Évidemment, nous faisons zazen une heure tous les jours, donc il y a pas mal de trucs qui s’évacuent. Quand nous arrivons avec nos soucis et que nous remarquons après une heure de zazen qu’ils ont, d’une certaine façon, disparus, cela ne devient pas un phénomène de complication absolue. On sait que cela peut disparaître. C’est une chose qui vient et qui passe. Personne n’est épargné par les complications. Personne n’est épargné par les peurs, la tristesse, les angoisses. Simplement, c’est comme tous les êtres humains, les moines aussi, les maîtres aussi, les patriarches aussi. Tout le monde a des moments d’enfer. Mais, la seule différence qu’il y a, c’est que vous pouvez vous noyer en enfer ou bien vous pouvez savoir que vous êtes en enfer et ne pas vous noyer. Voilà la différence. Pour souffrir, de toute façon vous souffrirez, ça c’est clair. C’est difficile de nager, mais c’est mieux de nager quand l’on sait que l’on va pas se noyer. C’est plus facile et cela aussi c’est une pratique, la pratique spirituelle, la pratique de la voie, de la confiance en soi et aussi de la vie qui passe, des choses que l’on a vues dans sa vie.

Vous êtes très jeunes, mais après, quand on a vu les heures de vol qui passent, en principe certaines choses prennent moins d’importance.
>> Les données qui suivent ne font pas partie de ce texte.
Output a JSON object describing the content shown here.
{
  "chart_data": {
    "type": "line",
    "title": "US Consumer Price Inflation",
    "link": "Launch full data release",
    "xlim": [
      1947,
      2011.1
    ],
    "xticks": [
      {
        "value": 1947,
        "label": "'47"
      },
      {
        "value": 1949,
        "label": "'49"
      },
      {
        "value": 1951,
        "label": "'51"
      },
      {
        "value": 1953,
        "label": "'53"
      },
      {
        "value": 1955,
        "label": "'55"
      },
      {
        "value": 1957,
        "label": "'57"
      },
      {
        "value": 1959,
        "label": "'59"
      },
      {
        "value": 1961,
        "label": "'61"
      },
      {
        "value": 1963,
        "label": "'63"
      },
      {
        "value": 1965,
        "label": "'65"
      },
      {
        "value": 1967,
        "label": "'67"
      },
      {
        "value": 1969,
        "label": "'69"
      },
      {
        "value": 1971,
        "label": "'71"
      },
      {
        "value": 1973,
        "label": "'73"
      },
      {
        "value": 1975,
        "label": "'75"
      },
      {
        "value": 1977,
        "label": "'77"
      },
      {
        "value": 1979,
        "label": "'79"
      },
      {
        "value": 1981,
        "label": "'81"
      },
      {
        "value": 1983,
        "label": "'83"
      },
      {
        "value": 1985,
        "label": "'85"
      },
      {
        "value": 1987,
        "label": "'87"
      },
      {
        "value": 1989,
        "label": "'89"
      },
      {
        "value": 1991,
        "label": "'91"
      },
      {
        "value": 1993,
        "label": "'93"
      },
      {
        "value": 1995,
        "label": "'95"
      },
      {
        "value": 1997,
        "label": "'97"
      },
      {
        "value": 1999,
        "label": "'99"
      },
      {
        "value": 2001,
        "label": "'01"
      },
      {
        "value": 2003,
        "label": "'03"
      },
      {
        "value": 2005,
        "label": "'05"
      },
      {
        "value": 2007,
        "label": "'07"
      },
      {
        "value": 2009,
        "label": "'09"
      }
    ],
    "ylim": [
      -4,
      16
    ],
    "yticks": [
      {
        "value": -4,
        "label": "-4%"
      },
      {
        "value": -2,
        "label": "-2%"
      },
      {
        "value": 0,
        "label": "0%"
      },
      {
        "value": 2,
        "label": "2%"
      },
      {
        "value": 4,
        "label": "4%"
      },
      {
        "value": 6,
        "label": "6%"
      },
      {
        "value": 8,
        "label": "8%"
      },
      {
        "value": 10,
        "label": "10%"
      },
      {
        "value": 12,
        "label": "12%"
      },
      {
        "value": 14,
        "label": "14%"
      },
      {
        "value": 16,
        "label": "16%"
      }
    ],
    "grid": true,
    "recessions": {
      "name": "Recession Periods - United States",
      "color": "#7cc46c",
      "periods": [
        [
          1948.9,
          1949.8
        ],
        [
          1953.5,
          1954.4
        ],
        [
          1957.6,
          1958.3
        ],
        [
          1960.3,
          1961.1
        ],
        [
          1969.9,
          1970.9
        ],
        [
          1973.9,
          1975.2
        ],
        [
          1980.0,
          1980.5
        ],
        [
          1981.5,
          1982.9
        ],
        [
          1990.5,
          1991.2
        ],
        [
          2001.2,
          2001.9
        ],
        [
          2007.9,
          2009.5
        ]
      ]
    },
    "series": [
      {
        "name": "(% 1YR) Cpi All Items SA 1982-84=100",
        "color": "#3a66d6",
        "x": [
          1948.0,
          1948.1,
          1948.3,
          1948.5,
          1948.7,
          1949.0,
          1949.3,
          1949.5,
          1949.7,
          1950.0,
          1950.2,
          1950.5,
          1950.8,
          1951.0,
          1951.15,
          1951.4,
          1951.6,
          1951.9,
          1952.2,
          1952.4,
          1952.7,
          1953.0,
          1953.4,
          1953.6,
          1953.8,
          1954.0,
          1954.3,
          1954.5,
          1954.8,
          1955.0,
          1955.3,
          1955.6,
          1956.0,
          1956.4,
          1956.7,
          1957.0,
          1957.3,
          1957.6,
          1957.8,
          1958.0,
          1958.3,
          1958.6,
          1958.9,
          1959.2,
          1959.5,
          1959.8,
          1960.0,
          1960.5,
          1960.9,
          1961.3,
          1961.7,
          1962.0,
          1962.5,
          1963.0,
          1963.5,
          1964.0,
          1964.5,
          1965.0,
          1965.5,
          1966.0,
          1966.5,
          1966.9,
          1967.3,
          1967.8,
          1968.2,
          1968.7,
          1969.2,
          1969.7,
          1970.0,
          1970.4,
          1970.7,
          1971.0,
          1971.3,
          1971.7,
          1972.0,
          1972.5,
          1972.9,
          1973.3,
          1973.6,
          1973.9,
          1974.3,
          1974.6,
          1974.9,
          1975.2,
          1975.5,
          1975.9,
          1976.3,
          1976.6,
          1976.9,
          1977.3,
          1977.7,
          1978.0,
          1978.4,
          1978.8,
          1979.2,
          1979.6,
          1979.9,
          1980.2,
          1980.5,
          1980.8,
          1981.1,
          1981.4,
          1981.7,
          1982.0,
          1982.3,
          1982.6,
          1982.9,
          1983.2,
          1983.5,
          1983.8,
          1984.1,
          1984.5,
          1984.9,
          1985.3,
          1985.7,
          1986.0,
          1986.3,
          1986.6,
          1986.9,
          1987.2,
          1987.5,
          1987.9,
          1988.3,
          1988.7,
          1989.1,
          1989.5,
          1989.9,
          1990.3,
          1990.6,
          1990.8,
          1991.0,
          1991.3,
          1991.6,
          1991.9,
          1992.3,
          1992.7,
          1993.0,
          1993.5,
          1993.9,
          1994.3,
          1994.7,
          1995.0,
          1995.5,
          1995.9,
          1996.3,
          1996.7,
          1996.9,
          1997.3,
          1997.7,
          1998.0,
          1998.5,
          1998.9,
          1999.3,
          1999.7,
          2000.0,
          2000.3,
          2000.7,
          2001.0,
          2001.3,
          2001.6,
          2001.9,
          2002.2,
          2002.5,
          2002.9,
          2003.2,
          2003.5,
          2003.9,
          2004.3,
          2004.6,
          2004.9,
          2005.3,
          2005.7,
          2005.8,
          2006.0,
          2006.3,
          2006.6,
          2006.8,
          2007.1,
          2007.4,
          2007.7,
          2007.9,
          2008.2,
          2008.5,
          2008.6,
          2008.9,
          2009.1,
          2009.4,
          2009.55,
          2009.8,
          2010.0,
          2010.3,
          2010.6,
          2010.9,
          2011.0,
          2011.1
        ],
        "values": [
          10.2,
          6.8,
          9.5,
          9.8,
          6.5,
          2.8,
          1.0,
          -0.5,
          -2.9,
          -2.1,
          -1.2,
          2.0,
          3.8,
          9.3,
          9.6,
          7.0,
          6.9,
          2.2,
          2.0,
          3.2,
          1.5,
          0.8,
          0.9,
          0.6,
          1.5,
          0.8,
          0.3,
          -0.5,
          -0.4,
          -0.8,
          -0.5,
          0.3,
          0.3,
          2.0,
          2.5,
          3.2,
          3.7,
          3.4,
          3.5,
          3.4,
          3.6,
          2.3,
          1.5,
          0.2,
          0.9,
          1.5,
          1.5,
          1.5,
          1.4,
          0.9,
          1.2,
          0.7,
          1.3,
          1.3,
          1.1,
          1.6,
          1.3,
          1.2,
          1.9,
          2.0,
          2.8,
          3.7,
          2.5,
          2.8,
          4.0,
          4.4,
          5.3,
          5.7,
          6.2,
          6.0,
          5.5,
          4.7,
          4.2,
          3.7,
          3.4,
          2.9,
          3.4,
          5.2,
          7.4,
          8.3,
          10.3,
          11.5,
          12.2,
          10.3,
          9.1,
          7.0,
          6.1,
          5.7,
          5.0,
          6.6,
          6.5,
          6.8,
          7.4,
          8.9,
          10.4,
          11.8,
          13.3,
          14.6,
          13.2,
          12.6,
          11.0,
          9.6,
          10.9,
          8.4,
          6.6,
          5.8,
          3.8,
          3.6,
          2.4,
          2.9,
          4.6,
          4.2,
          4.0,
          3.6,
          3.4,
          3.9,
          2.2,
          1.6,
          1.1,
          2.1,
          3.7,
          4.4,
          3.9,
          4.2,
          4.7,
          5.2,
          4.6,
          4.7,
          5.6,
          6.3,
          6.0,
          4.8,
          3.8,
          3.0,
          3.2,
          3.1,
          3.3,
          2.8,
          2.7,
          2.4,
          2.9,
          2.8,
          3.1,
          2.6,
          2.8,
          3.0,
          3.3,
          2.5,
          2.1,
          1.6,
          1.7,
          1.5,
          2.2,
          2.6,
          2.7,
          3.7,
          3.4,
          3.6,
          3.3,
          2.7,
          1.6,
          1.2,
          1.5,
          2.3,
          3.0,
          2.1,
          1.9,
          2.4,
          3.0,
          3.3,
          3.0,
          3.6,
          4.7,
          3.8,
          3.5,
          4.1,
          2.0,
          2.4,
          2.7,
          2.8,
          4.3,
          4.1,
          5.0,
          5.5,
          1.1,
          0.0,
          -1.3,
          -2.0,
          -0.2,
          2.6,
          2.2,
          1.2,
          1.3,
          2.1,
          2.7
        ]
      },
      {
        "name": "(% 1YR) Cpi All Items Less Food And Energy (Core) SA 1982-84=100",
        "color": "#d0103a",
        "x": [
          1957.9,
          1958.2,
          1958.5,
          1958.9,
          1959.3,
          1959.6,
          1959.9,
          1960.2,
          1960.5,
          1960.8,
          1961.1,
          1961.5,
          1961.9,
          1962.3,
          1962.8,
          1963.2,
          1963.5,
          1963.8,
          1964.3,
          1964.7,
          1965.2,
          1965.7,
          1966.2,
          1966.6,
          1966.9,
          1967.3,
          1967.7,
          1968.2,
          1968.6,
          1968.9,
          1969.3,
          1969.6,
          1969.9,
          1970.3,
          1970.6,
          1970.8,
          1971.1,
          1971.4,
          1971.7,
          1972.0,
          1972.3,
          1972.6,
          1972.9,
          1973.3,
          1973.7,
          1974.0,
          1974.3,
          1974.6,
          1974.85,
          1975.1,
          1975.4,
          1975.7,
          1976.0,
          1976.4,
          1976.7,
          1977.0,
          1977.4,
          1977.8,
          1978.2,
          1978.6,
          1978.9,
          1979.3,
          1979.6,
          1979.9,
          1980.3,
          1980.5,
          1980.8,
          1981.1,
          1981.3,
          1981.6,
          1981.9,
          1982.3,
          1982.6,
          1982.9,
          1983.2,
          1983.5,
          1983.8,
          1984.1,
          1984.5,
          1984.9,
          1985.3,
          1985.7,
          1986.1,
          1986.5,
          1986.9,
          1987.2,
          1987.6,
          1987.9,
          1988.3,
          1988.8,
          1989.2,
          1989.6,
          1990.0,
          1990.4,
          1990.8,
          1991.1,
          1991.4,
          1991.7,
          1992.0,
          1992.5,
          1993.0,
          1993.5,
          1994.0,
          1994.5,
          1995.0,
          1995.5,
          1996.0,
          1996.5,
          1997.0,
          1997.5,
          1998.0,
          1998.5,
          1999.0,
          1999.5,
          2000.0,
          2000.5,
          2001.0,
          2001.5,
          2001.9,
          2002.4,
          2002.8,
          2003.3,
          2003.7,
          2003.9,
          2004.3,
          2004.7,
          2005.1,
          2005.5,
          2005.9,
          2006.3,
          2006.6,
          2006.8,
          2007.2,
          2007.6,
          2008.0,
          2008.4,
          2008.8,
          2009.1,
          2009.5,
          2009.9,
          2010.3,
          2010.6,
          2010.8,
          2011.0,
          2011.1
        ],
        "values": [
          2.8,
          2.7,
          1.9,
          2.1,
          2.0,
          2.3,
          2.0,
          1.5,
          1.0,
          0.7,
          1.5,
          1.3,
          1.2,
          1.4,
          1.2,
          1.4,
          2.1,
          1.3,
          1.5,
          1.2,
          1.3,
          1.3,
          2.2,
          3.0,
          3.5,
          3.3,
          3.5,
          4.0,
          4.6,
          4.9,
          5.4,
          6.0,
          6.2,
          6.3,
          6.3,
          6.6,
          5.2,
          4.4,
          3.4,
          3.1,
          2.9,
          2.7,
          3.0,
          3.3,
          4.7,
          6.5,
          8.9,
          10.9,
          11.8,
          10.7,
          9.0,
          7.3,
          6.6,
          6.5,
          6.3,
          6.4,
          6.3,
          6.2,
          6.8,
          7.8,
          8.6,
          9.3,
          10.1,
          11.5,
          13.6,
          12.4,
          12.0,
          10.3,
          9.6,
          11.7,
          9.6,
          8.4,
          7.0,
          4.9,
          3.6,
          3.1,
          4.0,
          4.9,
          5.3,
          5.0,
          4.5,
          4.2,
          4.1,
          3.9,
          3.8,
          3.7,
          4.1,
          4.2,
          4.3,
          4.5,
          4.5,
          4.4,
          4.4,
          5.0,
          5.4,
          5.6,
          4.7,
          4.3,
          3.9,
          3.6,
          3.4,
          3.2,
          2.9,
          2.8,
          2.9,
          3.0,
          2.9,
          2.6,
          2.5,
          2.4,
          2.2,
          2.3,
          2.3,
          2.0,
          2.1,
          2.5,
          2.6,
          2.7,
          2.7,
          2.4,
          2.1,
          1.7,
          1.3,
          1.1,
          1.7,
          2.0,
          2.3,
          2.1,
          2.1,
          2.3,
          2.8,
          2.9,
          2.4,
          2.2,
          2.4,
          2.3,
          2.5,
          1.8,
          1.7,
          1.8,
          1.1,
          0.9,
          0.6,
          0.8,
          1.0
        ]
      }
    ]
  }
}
Pour un enfant, s’il a un beau crayon de couleur et qu’il casse son crayon, cela va être un drame. Nous espérons quand même qu’à 50 ans, si nous cassons notre crayon, cela ne va pas être un drame. Mais, il y en a d’autres et cela passe aussi. Cela, c’est le cycle normal de la vie. Ce qui fait souvent souffrir, c’est quand c’est compliqué et que l’on refuse que ce soit compliqué : « Non je ne veux pas, non je ne devrais pas être dans une situation compliquée comme cela, je veux sortir, je veux partir, je veux que ce soit simple ! » Pénétrer dans la complication c’est comme pénétrer dans un écheveau : finalement cela se défait. Résister rend les choses compliquées.